Q. How important is Miami to Zumba history?
A. It is where we live. I could only have been born here because of Miami’s cultural aspect, openness to Latin music, and Latin influence. Beto’s dream of growing up in Cali was to go to Miami. Zumba started when my cousins, my mom, everyone I knew, took Beto’s class here at Adventure; back then it wasn’t even called Zumba, he called it “rhumba-cise.” At the time, something sparked the idea: and if we bring this to the world, we put it on a VHS tape (it was 2001) and teach Zumba at home via VHS. What we realized was that the community and the class were the real Zumba experience, so we started training instructors who came from all over the country and went to Miami and trained in Zumba. But Miami remains the root and culture of Zumba. Zumba is in Miami.
Q. How did the COVID-19 pandemic affect Zumba?
A. We had some pretty dark moments at first. In February 2020, as we have an operation in China, we started getting real reports of things happening and instructors shouting and saying this is serious. So we started preparing it by saying, “If you want to become an instructor, you can train online” and we created a live version of our course. In March (of 2020), when the blockades started, we told the instructors that we were going to create something so that you could teach people from home from home. And we challenged our technology team (we have over 50 developers), in 60 days, we said we needed a solution for instructors to teach digitally, pay digitally, and manage students, and they did it in 60 days.

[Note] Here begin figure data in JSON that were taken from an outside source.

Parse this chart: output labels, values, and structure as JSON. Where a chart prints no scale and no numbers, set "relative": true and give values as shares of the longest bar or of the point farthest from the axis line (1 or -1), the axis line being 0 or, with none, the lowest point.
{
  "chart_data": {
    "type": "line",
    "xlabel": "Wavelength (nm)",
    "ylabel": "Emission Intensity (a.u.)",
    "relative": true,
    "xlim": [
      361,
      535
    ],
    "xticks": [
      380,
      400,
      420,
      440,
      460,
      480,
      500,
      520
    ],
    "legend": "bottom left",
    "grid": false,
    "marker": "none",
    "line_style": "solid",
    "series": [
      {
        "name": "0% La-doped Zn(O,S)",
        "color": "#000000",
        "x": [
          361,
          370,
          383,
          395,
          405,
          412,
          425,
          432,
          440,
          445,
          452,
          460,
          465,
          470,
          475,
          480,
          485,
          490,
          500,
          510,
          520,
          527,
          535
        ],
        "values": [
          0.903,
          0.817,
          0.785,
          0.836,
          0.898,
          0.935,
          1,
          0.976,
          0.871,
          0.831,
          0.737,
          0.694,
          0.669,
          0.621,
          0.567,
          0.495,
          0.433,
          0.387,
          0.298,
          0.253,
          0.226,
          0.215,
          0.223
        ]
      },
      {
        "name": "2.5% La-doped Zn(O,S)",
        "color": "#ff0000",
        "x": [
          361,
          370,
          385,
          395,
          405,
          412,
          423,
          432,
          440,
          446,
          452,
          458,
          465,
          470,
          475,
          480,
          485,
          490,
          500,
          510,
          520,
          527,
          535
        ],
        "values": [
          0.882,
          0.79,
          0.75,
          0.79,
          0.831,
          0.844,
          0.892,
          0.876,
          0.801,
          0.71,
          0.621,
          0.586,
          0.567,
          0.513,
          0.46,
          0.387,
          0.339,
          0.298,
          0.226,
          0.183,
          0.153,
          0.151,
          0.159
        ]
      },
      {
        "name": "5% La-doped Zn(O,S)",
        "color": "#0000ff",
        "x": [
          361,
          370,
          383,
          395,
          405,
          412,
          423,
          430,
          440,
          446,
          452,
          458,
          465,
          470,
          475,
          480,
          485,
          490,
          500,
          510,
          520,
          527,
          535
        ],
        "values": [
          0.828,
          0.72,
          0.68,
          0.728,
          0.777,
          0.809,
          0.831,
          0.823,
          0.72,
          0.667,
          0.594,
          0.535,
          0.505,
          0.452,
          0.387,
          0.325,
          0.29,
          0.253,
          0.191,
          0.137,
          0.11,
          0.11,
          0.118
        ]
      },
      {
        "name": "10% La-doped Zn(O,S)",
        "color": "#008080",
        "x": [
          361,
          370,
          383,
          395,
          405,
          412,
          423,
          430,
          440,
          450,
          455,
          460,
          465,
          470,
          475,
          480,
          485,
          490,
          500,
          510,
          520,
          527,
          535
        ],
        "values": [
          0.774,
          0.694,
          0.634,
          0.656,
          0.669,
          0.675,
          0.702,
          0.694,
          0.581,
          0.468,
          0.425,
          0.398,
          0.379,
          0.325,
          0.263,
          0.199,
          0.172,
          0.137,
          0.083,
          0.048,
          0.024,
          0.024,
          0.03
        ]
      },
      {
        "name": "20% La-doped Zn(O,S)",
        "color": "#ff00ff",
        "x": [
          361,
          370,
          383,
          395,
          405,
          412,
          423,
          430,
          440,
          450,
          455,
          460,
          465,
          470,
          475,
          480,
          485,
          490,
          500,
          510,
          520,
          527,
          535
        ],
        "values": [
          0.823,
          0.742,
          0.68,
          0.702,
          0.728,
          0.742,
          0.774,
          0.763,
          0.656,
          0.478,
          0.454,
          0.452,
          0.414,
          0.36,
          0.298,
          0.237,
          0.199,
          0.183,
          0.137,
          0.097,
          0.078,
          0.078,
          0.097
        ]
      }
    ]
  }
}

It was amazing and amazing to see our instructors and the community migrate to the net. You can see what people were saying about the classes – it was a very powerful moment to emerge as a virtual brand. But now we’re trying to get them back to classes, so after the virtual moment, we started watching classes outdoors. So we had instructors giving classes in parking lots and parks, and they still are. Now we’re finally back in the exercise rooms and seeing the classes come back is an emotional thing. To be physically back in Zumba class, you sometimes see everyone crying to get back; it is very powerful.
Q. What will the next 20 years of Zumba look like?

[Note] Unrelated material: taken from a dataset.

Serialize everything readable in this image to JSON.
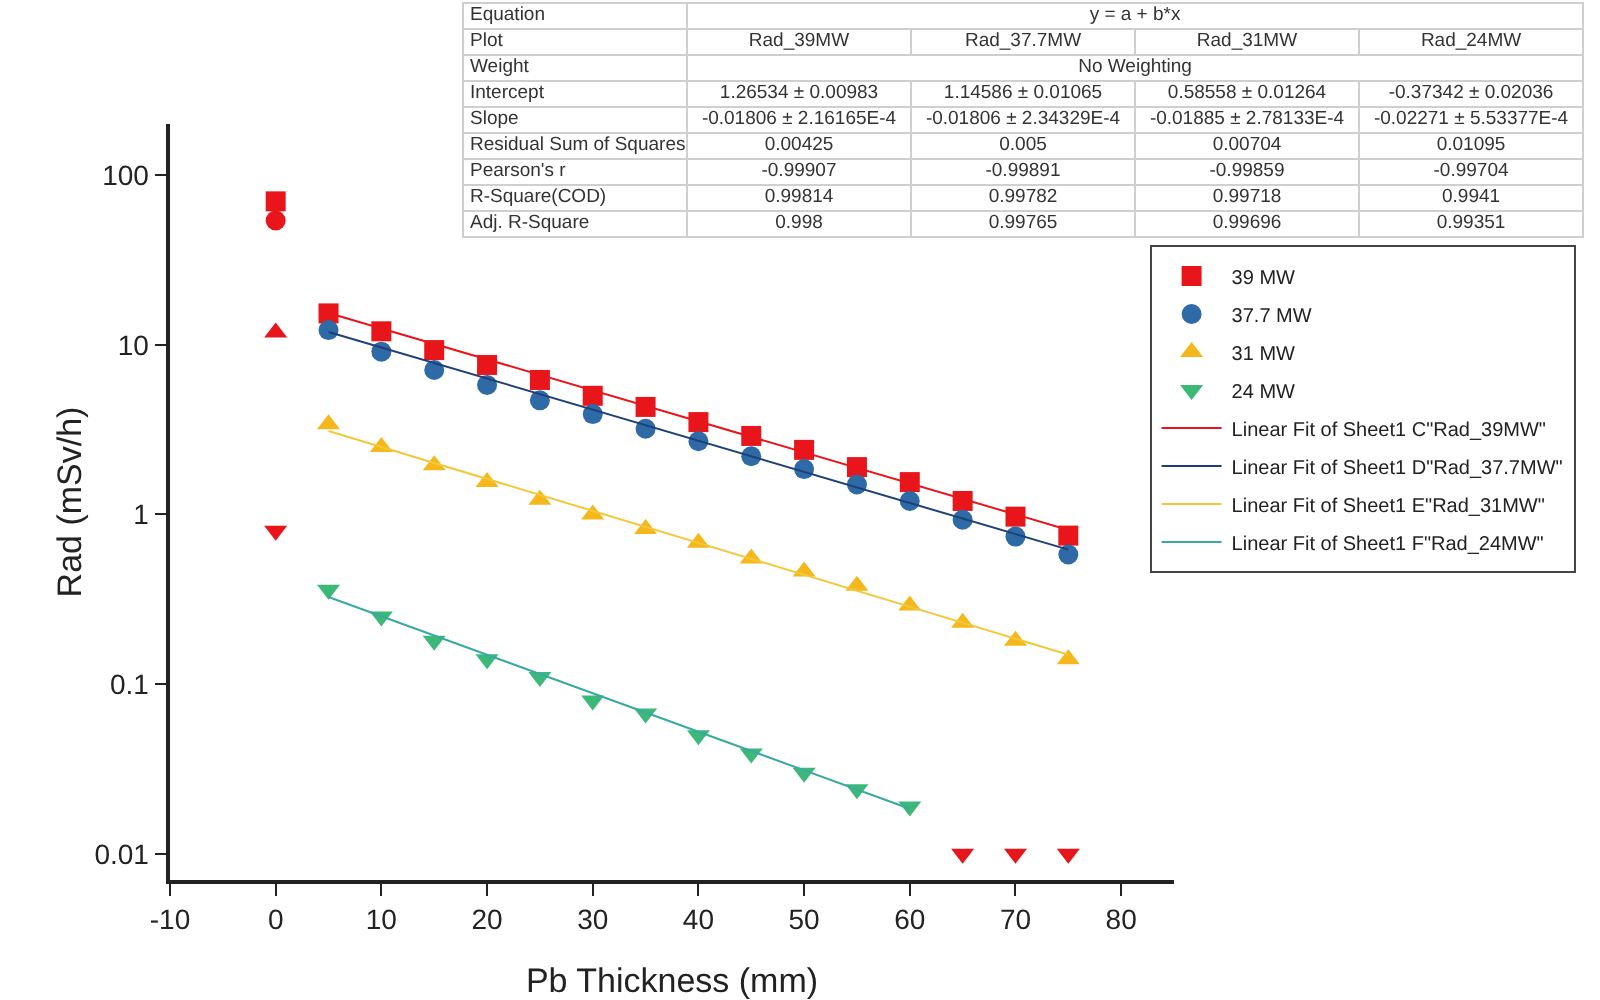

A. We are constantly improving our technologies to make our instructors more successful. We believe that people don’t need any other screen in their life. We want them to meet in person and we don’t want humanity to lose it. Mental health has also become a big issue on how Zumba helps: We want to create more moments to help people solve any mental health issues.

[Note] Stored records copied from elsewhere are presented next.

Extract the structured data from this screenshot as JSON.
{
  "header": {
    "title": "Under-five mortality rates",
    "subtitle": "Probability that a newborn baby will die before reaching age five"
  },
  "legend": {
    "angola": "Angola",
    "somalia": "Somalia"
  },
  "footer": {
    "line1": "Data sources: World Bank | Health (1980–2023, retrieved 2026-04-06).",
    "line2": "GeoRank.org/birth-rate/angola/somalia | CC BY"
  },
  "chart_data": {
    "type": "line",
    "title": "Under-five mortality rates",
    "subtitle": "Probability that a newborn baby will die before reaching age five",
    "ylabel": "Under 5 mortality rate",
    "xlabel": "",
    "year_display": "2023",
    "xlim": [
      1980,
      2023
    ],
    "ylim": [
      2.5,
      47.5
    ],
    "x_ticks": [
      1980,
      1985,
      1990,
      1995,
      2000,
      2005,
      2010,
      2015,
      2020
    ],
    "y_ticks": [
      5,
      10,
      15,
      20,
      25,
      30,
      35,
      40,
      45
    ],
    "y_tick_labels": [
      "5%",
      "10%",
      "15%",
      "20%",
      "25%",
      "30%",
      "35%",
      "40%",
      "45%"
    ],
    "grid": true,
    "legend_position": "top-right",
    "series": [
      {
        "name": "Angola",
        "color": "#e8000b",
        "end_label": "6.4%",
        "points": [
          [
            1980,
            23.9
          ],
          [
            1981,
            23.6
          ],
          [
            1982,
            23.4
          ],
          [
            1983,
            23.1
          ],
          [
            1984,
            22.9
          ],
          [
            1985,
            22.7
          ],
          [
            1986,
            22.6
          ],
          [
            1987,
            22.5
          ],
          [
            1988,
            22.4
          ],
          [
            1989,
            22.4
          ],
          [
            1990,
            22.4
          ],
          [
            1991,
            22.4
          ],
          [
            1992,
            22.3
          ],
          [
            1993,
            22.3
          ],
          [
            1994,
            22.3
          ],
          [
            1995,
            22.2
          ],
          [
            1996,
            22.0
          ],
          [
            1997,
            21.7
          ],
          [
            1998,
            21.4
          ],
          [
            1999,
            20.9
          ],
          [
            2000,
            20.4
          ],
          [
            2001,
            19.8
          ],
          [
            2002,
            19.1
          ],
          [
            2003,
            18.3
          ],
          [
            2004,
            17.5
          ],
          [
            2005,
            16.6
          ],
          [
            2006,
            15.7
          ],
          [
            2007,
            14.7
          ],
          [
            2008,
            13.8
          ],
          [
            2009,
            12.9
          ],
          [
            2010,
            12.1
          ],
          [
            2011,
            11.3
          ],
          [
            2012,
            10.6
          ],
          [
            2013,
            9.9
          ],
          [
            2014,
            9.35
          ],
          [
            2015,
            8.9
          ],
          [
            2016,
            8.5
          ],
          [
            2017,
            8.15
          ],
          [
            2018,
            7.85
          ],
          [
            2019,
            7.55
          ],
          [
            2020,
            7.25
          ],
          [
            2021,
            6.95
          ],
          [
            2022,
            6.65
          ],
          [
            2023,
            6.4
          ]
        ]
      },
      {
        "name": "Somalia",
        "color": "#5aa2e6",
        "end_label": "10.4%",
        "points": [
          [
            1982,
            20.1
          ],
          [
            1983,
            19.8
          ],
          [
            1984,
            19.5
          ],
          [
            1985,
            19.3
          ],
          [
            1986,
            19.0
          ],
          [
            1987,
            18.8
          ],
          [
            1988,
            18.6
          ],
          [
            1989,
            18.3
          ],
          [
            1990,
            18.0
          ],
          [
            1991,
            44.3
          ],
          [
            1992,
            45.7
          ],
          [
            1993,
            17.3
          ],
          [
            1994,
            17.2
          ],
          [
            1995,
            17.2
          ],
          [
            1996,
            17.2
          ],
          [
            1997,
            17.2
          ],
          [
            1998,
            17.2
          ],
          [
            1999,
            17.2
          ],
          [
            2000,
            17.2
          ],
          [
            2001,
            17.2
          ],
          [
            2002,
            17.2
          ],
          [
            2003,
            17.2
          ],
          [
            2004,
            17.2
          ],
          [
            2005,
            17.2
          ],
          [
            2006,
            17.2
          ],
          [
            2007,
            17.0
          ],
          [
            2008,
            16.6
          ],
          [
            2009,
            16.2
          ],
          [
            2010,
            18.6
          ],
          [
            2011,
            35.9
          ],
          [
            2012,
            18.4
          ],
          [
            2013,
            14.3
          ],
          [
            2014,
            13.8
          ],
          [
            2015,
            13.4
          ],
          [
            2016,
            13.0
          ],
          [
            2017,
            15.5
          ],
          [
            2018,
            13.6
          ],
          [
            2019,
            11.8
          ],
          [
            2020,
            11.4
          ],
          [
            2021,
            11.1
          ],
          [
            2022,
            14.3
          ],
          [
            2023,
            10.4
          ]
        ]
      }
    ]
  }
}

We have also created a new brand, STRONG Nation. It’s a high-intensity training program, but we created a program where music is scored in training. So we create these routines, and then we create music that completely matches the routines. We want to have an epic feel, really like a bad ass. So you will see more STRONG NATION in the coming years.
We also created the Zumba music lab. It is a production house where we create our own music. We’re working with some of the best writers and producers in the world and now come the record labels that say they want to release our songs.
Q. What is the best way to convince someone to try Zumba?
A. Go with them. Say, “I’ll do it with you. I’ll go to the gym with you, and if you don’t laugh all the time and never do it again,” you know, it’s hard not to smile when you’re in a Zumba class. And a good instructor will notice shy people – they might go there and not be sure what they’re getting into. And the instructor will make them feel warm and special. And when that happens, that’s when they get hooked and their lives start to change.